You are viewing a plain text version of this content. The canonical link for it is here.

Posted to user@nutch.apache.org by Milica Bogicevic <mb...@nsphere.net> on 2012/03/22 15:15:14 UTC

Amazon S3 and EC2

Hi,

I'm trying to save crawled data ona S3.
I am using Nutch 1.4 and Hadoop 0.20.2 and everything works fine on my
local machine.

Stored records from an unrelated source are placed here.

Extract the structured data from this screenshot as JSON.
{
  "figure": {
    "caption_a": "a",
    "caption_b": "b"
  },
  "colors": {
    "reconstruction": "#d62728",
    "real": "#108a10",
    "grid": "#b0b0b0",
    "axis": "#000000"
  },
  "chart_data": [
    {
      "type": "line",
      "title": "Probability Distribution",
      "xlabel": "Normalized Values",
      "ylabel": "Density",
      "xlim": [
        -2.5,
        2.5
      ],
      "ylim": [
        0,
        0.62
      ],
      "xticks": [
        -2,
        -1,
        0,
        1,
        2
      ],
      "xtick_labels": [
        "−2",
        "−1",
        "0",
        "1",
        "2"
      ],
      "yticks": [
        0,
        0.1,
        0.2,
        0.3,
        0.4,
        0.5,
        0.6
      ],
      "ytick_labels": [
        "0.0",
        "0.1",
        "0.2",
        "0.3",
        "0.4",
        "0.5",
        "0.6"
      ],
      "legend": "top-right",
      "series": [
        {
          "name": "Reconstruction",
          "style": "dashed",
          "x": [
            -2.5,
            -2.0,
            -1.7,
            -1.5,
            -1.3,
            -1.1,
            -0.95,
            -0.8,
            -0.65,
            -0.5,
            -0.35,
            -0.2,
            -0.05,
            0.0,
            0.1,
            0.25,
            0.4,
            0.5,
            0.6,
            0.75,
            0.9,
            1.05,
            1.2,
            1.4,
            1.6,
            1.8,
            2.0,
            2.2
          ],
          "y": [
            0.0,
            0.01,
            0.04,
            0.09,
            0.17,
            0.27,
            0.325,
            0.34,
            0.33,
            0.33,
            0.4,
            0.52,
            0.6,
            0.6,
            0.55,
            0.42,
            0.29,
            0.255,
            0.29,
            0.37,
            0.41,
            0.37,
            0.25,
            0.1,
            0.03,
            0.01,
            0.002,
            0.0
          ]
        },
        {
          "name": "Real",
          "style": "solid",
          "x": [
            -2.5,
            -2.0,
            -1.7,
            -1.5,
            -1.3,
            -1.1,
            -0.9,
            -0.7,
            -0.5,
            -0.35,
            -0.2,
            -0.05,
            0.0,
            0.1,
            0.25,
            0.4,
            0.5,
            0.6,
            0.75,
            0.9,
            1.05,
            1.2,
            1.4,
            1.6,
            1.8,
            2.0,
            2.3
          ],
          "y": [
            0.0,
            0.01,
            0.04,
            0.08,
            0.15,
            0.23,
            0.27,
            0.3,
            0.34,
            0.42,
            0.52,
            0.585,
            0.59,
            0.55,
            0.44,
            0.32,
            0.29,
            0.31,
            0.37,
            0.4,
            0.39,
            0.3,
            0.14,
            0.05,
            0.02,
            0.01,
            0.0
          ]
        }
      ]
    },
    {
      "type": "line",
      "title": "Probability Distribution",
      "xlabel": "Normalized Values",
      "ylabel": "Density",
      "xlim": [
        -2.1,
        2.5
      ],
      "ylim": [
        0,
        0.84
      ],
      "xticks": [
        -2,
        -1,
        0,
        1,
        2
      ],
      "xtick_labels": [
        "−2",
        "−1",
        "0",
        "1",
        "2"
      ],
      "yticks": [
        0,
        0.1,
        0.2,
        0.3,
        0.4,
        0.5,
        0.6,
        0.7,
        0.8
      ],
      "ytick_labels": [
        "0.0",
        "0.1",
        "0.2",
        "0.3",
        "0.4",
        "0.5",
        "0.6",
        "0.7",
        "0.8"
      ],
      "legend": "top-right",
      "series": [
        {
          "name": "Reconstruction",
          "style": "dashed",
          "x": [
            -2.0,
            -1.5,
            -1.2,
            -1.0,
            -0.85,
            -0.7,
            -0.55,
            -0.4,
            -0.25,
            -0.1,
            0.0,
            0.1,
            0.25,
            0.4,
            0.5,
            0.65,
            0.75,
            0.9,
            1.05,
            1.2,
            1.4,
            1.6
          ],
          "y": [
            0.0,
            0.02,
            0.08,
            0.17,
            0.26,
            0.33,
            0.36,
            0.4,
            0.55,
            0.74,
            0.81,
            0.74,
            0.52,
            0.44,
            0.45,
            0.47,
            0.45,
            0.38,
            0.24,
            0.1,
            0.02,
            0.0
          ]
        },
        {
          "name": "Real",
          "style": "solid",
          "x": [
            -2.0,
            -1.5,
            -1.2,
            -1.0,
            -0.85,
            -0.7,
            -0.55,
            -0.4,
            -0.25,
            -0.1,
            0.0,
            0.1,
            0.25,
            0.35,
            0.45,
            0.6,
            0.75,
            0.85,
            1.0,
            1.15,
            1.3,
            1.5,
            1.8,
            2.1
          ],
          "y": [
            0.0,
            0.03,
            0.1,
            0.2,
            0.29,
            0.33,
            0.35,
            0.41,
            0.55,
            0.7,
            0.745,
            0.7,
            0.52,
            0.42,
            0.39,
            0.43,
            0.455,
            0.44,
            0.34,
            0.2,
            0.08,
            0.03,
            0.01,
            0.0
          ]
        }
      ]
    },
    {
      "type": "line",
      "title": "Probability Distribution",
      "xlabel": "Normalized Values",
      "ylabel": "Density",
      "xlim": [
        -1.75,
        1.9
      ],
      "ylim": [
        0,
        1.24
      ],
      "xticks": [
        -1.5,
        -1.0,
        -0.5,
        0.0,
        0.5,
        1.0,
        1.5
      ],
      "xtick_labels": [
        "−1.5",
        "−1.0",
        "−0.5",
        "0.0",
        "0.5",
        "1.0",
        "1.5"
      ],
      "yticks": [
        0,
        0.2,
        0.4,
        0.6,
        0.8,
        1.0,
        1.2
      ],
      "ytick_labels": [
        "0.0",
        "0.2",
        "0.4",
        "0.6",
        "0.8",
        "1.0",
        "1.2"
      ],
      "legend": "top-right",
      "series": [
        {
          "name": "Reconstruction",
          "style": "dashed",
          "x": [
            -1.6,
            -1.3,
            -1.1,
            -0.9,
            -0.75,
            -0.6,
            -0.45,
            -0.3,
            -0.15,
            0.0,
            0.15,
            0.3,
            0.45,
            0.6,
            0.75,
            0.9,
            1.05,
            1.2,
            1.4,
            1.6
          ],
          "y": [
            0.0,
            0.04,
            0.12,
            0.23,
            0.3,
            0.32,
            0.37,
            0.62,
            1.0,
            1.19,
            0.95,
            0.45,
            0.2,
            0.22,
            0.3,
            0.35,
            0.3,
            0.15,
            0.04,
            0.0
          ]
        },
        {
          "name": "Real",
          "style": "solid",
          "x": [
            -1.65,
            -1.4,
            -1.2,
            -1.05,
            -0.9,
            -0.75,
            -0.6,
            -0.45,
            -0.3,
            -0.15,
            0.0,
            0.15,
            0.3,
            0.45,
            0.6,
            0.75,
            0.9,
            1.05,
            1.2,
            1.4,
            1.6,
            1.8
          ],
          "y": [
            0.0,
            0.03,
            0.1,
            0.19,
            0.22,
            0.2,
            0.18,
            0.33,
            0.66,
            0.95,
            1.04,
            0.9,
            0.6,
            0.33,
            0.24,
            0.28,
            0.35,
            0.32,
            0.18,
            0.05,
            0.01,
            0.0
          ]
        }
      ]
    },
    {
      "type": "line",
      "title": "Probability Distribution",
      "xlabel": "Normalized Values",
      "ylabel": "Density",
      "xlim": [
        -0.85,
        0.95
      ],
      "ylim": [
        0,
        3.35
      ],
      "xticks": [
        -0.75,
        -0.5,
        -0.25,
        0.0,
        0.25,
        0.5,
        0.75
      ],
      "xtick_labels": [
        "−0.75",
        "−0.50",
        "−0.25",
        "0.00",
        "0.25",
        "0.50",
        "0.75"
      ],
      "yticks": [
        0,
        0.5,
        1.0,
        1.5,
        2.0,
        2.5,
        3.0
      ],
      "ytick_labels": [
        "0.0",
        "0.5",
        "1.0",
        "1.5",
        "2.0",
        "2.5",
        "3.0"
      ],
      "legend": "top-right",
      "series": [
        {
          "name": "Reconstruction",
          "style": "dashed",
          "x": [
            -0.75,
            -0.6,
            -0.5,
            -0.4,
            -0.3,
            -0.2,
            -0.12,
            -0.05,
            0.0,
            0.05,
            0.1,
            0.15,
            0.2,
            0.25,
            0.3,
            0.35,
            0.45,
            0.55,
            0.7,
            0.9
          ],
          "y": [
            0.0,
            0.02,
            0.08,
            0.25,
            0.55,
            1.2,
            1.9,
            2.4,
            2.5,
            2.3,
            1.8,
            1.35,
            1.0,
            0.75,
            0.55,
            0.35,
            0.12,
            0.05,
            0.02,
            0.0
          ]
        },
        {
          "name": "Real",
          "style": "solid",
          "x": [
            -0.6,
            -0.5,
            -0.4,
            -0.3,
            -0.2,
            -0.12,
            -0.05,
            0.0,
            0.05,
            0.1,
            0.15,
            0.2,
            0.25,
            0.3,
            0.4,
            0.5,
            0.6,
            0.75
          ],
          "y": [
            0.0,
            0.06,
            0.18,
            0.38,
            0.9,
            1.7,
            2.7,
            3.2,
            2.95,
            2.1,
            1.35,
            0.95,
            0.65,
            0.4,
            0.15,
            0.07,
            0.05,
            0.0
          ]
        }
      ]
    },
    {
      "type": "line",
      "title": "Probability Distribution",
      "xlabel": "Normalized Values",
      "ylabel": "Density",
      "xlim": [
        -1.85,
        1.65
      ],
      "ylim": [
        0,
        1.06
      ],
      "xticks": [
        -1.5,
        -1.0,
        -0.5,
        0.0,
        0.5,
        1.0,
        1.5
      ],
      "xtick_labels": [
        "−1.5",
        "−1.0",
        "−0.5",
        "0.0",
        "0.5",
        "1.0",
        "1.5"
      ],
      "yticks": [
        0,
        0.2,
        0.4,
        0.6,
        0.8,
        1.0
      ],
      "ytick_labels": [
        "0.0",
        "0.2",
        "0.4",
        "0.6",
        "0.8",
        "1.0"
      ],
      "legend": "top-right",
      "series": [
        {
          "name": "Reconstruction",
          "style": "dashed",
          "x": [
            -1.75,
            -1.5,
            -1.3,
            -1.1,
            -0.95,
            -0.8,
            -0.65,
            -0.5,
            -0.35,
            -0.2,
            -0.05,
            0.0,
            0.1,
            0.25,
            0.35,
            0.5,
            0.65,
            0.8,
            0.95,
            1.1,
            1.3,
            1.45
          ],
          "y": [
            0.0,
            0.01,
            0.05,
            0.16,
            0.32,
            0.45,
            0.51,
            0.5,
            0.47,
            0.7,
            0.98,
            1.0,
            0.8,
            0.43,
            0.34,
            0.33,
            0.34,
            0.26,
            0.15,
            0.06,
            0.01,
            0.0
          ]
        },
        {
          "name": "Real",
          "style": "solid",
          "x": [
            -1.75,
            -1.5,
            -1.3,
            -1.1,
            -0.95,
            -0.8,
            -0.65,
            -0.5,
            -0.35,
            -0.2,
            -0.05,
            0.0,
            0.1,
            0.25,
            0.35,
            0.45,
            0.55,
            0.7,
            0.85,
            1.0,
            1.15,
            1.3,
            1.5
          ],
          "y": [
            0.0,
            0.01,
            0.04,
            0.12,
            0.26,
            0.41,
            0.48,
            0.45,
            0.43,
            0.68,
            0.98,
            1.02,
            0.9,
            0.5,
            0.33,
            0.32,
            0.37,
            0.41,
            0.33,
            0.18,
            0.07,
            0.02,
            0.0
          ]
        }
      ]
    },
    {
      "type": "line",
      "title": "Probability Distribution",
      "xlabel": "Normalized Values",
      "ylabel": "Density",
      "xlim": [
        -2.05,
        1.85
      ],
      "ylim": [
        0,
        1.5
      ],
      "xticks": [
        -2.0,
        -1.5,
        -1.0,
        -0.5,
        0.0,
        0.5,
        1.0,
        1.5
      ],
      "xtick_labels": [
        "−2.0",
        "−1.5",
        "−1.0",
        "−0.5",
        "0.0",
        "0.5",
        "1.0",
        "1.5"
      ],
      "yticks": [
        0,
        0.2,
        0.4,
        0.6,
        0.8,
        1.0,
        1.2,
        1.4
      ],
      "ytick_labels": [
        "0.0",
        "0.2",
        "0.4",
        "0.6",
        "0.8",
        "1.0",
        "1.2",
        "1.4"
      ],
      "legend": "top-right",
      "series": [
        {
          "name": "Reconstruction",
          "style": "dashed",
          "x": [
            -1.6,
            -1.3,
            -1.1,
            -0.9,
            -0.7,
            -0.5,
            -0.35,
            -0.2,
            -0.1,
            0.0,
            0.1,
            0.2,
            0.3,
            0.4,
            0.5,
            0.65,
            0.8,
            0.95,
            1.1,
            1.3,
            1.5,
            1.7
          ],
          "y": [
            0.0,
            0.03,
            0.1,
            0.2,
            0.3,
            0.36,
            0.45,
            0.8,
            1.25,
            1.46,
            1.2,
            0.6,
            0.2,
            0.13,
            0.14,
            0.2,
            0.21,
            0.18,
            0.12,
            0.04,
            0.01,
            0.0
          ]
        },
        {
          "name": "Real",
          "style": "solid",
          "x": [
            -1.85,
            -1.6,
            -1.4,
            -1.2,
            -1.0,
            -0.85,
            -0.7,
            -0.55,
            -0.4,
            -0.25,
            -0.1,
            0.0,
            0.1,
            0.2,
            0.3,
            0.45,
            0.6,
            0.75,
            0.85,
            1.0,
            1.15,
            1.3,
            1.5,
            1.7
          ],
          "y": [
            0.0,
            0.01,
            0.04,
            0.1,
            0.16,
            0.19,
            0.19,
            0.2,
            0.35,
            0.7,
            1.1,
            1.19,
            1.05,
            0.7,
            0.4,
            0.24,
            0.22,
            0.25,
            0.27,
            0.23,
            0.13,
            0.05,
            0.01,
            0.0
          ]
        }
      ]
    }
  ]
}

When I try to do the same thing on EC2 using EMR and store
data on S3, I'm getting following exception:

Exception in thread "main"
org.apache.hadoop.mapred.InvalidInputException: Input path does not
exist: hdfs://domU-12-31-39-0B-00-88.compute-1.internal:9000/data/crawl/flowers/urls/seed.txt
	at org.apache.hadoop.mapred.FileInputFormat.listStatus(FileInputFormat.java:190)
	at org.apache.hadoop.mapred.FileInputFormat.getSplits(FileInputFormat.java:201)
	at org.apache.hadoop.mapred.JobClient.writeOldSplits(JobClient.java:858)
	at org.apache.hadoop.mapred.JobClient.submitJobInternal(JobClient.java:829)
	at org.apache.hadoop.mapred.JobClient.submitJob(JobClient.java:777)
	at org.apache.hadoop.mapred.JobClient.runJob(JobClient.java:1297)
	at org.apache.nutch.crawl.Injector.inject(Injector.java:217)
	at org.apache.nutch.crawl.Crawl.run(Crawl.java:127)
	at org.apache.hadoop.util.ToolRunner.run(ToolRunner.java:65)


I'm sure that I've set up input path correctly.

If you have any ideas, it will be more than welcome.

Or... If I succeed in my attentions, I'll let you know.

Milica